Sunday, January 25, 2009

The Meating Game

I just took out a book from college, How The Mind Works by Stephen Pinker, one of the first books that got me into reading about evolutionary psychology. It was one of my favorite classes in college and also where I met two terrific friends, Shannon and Eric.

Anyway, a paragraph from the book as it relates to food (and sex):

In all foraging societies, presumably including our ancestors', hunting is overwhelmingly a male activity. Women are encumbered with children, which makes hunting inconvenient, and men are bigger and more adept at killing because of their evolutionary history of killing each other. As a result, males can invest surplus meat in their children by provisioning the children's pregnant or nursing mothers. They also can trade meat with females for plant foods or for sex. Brazen bartering of the carnal for the carnal has been observed in baboons and chimpanzees and is common in foraging peoples. Though people in modern societies are ever-so-more discreet, an exchange of resources for sexual access is still an important part of the interactions between men and women all over the world (...) In any case, we have not lost the association completely.

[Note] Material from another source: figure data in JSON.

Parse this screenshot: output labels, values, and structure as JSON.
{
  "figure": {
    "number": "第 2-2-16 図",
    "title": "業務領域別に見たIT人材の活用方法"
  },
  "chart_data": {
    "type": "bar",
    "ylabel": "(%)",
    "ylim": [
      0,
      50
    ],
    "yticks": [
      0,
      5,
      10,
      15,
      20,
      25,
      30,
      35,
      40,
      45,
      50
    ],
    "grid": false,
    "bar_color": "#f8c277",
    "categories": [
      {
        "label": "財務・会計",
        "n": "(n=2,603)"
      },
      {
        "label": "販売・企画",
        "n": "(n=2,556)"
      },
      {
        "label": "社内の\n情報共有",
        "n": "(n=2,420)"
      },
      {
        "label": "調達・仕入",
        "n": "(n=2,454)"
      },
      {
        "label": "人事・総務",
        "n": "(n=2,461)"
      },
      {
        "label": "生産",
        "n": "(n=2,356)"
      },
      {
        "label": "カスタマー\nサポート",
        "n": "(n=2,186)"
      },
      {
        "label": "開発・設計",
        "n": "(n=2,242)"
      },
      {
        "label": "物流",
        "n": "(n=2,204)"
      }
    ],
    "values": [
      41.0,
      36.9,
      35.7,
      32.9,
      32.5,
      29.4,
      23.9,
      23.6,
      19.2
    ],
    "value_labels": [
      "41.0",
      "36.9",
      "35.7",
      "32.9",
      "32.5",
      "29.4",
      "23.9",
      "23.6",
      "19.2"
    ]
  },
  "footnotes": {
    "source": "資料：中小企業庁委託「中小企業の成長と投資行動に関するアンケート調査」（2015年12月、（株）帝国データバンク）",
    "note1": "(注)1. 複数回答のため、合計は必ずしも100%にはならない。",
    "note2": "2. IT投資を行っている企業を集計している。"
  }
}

Miss Manners' Guide to Excruciatingly Correct Behavior advises:
"There are three possible parts to a date, of which at least two must be offered: entertainment, food, and affection. It is customary to begin a series of dates with a great deal of entertainment, a moderate amount of food, and the merest suggestion of affection. As the amount of affection increases, the entertainment can be reduced proportionately. When the affection is the entertainment, we no longer call it dating. Under no circumstances can the food be omitted."